The aluminum nitride has an excellent electrically insulating property and a high thermal conductivity, and it has been expected that the materials such as resin, grease, adhesive and coating material filled with a sintered product thereof or a powder thereof can be used as heat radiating materials featuring a high thermal conductivity.
In order to improve the thermal conductivity of the heat radiating materials, it is important to densely fill the matrix such as resin with a filler having a high thermal conductivity. For this purpose, it has been strongly urged to provide an aluminum nitride powder of a spherical shape having a particle diameter of from about several microns to about several tens of microns.
The aluminum nitride powder has, usually, been produced by an alumina reductive nitridation method which reductively nitrides a composition of alumina and carbon, a direct nitridation method which reacts aluminum directly with nitrogen, and a gas-phase method which reacts alkylaluminum with ammonia and, thereafter, heats them. Of them, the aluminum nitride powders obtained by the reductive nitridation method and by the gas-phase method have shapes close to a sphere but their particle diameters are still of the order of sub-microns.
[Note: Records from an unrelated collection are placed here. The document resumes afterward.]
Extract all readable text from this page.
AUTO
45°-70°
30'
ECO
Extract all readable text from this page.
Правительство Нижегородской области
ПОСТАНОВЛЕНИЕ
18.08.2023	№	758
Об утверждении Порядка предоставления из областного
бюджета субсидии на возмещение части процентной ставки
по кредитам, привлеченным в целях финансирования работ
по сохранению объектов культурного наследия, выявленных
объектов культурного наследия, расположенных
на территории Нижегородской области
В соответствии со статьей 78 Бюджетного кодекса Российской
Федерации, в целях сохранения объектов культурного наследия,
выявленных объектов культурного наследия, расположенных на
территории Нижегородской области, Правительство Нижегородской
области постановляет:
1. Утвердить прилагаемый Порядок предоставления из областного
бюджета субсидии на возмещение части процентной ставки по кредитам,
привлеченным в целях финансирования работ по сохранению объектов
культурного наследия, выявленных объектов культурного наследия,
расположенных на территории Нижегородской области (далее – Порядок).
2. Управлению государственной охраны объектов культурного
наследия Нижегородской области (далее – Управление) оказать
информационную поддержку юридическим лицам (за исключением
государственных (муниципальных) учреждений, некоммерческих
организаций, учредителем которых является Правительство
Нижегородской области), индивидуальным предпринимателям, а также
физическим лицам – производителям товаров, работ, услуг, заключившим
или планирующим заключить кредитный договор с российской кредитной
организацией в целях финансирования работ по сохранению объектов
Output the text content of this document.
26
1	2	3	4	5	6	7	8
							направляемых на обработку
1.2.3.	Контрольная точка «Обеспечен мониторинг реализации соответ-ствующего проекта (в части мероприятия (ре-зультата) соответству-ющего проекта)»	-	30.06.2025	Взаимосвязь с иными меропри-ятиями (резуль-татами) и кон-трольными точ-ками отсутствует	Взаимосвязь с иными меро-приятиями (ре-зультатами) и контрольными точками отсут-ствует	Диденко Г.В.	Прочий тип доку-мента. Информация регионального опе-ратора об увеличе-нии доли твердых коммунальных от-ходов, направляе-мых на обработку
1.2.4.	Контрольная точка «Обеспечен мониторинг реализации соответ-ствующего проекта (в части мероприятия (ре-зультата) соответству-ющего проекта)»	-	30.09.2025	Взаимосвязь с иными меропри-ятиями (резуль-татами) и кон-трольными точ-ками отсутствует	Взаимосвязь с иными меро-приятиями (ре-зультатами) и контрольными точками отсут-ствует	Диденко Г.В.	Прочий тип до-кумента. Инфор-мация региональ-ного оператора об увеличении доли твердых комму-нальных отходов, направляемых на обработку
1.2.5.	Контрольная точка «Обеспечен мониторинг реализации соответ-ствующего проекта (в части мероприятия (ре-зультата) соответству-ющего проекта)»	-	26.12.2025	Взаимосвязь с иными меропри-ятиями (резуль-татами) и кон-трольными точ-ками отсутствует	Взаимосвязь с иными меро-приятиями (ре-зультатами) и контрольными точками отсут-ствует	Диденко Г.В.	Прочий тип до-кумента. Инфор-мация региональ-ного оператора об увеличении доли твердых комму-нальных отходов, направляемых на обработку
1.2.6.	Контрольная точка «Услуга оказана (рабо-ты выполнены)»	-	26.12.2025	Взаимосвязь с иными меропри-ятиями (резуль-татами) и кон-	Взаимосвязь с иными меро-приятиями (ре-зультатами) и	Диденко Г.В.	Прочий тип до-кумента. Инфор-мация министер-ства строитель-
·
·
According to the direct nitridation method, on the other hand, the aluminum nitride powder is obtained through the pulverization and classification, making it relatively easy to control the particle diameter and to obtain the aluminum nitride powder having particle diameters of from about several microns to about several tens of microns. However, the particles constituting the powder are angular non-spherical particles. Therefore, the aluminum nitride powder obtained by the above method cannot be highly densely filled in the resin.
Therefore, a variety of methods have been studied in order to obtain the aluminum nitride powder of a spherical shape having a desired particle diameter.
For example, a patent document 1 discloses a method of obtaining an aluminum nitride powder of a round shape having an average particle diameter of not less than 3 μm by firing a mixture of an alumina powder and a carbon powder in an inert atmosphere to form an aluminum carbide permitting particles thereof to grow and then firing the particles thereof in a non-oxidizing atmosphere containing nitrogen. This method, however, involves the conversion of the firing atmosphere making it difficult to control the growth of alumina particles, i.e., making it difficult to control the particle size distribution of the obtained aluminum nitride powder.
Further, a patent document 2 discloses a method of producing a spherical aluminum nitride powder having an average particle diameter of not more than 50 μm, a sphericalness of not less than 0.8 and excellent water-resisting property by reductively nitriding a spherical alumina with a nitrogen gas or an ammonia gas in the presence of carbon and, thereafter, oxidizing the surfaces thereof. According to this production method, however, the spherical shape of the starting alumina becomes directly the shape of the aluminum nitride powder which is the final product, and it is necessary to use the alumina having a large particle diameter equal to the desired particle diameter. With the alumina having such a large particle diameter being reductively nitrided, however, the reaction must be conducted for an extended period of time to improve the conversion. As a result, the oxygen concentration increases in the obtained aluminum nitride, and thermal conductivity decreases accordingly.
On the other hand, a patent document 3 discloses a method of producing an aluminum nitride powder by using, as a starting material, a mixed powder of an aluminum oxide powder, a carbon powder and an alkaline earth metal compound or a rare earth element compound, and firing the mixed powder in a non-oxidizing atmosphere containing nitrogen. This method is to form the aluminum nitride at a low temperature of not higher than 1,500° C. by utilizing the action of the alkaline earth metal compound or the rare earth compound for accelerating the reaction. However, the aluminum nitride powder obtained by this method has a particle diameter of, concretely speaking, about 1 μm, and relatively large particle diameters of the order of several microns have not been realized yet.
Further, a patent document 4 discloses a method of obtaining a crystalline aluminum nitride powder by ripening (heat-treating) an amorphous aluminum nitride powder in a flux comprising compounds of alkaline earth elements or rare earth elements so as to assume a spherical shape and, thereafter, dissolving the flux to isolate the crystalline aluminum nitride powder. This production method is capable of achieving a high fluidity and a high filling ratio permitting, however, impurities to easily infiltrate into the aluminum nitride powder requiring, therefore, strict control of production conditions, i.e., increasing number of the steps and driving up the cost of production.